Approved Research
Identify New Drug Targets for Liver Diseases through Bioinformatics and Big Data Analysis
Lay summary
Liver diseases are a significant global health issue, and they represent one of the leading causes of death. The World Health Organization reports that more than 300 million people worldwide suffer from chronic liver disease, and liver-related diseases claim approximately one million lives each year. Although various drugs, such as antiviral, anti-inflammatory, and immunosuppressant drugs, are currently available to treat liver diseases, they have significant limitations and side effects. For example, some antiviral drugs are ineffective and prone to drug resistance, some anti-inflammatory drugs can cause gastrointestinal reactions, and some immunosuppressants can lead to immune function decline, increasing the risk of infection and cancer. Therefore, there is an urgent need to identify new drugs and target genes for liver diseases.

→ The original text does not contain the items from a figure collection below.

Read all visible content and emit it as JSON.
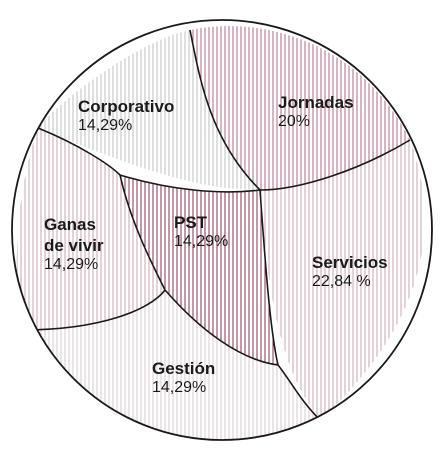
{
  "chart_data": {
    "type": "pie",
    "title": "",
    "slices": [
      {
        "label": "Corporativo",
        "label_lines": [
          "Corporativo"
        ],
        "value_text": "14,29%",
        "value": 14.29,
        "hatch_color": "#bfbfbf"
      },
      {
        "label": "Jornadas",
        "label_lines": [
          "Jornadas"
        ],
        "value_text": "20%",
        "value": 20.0,
        "hatch_color": "#b06a86"
      },
      {
        "label": "Servicios",
        "label_lines": [
          "Servicios"
        ],
        "value_text": "22,84 %",
        "value": 22.84,
        "hatch_color": "#c9a3b4"
      },
      {
        "label": "Gestión",
        "label_lines": [
          "Gestión"
        ],
        "value_text": "14,29%",
        "value": 14.29,
        "hatch_color": "#d9c8d0"
      },
      {
        "label": "Ganas de vivir",
        "label_lines": [
          "Ganas",
          "de vivir"
        ],
        "value_text": "14,29%",
        "value": 14.29,
        "hatch_color": "#c9a3b4"
      },
      {
        "label": "PST",
        "label_lines": [
          "PST"
        ],
        "value_text": "14,29%",
        "value": 14.29,
        "hatch_color": "#8a2f52"
      }
    ],
    "legend": "none",
    "grid": false
  }
}
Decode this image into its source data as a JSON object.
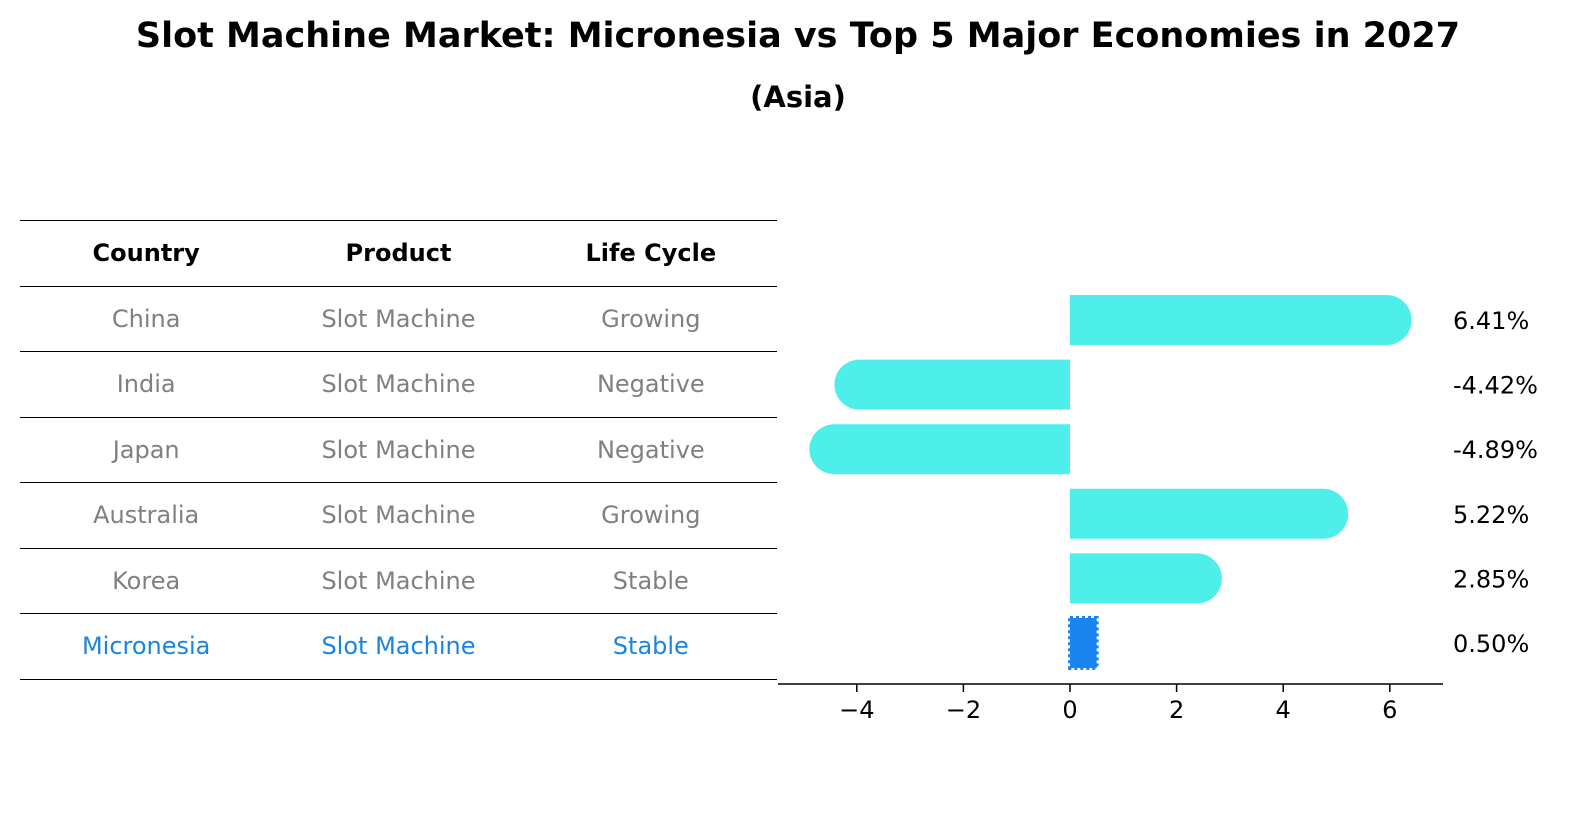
{
  "colors": {
    "bar": "#4eeeea",
    "highlight_bar": "#1a84f0",
    "highlight_text": "#1a84e0",
    "muted_text": "#808080"
  },
  "table": {
    "columns": [
      "Country",
      "Product",
      "Life Cycle"
    ],
    "rows": [
      {
        "country": "China",
        "product": "Slot Machine",
        "life_cycle": "Growing",
        "highlight": false
      },
      {
        "country": "India",
        "product": "Slot Machine",
        "life_cycle": "Negative",
        "highlight": false
      },
      {
        "country": "Japan",
        "product": "Slot Machine",
        "life_cycle": "Negative",
        "highlight": false
      },
      {
        "country": "Australia",
        "product": "Slot Machine",
        "life_cycle": "Growing",
        "highlight": false
      },
      {
        "country": "Korea",
        "product": "Slot Machine",
        "life_cycle": "Stable",
        "highlight": false
      },
      {
        "country": "Micronesia",
        "product": "Slot Machine",
        "life_cycle": "Stable",
        "highlight": true
      }
    ]
  },
  "chart_data": {
    "type": "bar",
    "orientation": "horizontal",
    "title": "Slot Machine Market: Micronesia vs Top 5 Major Economies in 2027",
    "subtitle": "(Asia)",
    "categories": [
      "China",
      "India",
      "Japan",
      "Australia",
      "Korea",
      "Micronesia"
    ],
    "values": [
      6.41,
      -4.42,
      -4.89,
      5.22,
      2.85,
      0.5
    ],
    "value_labels": [
      "6.41%",
      "-4.42%",
      "-4.89%",
      "5.22%",
      "2.85%",
      "0.50%"
    ],
    "highlight_index": 5,
    "xlabel": "",
    "ylabel": "",
    "xlim": [
      -5.5,
      7.0
    ],
    "xticks": [
      -4,
      -2,
      0,
      2,
      4,
      6
    ],
    "xtick_labels": [
      "−4",
      "−2",
      "0",
      "2",
      "4",
      "6"
    ],
    "grid": false
  }
}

This study aims to explore the pathological mechanisms and drug targets of liver diseases and screen for potentially effective therapeutic targets and drugs by using bioinformatics analysis, Genome-Wide Association Studies (GWAS), and Phenome-Wide Association Studies (PheWAS). By analyzing vast amounts of clinical and basic research data from the UK Biobank and combining bioinformatics and artificial intelligence technologies, this study will investigate the pathogenesis of liver diseases deeply to identify new drug targets. Additionally, this study will collect and organize relevant information on liver disease case data, disease classification, and drug usage,conduct big data analysis and modeling to discover new treatment targets and drugs.
Ultimately, the research results of this study are expected to provide more treatment options for liver disease, with significant medical and social significance. The precision and effectiveness of liver disease treatment will improve, leading to better treatment outcomes for patients.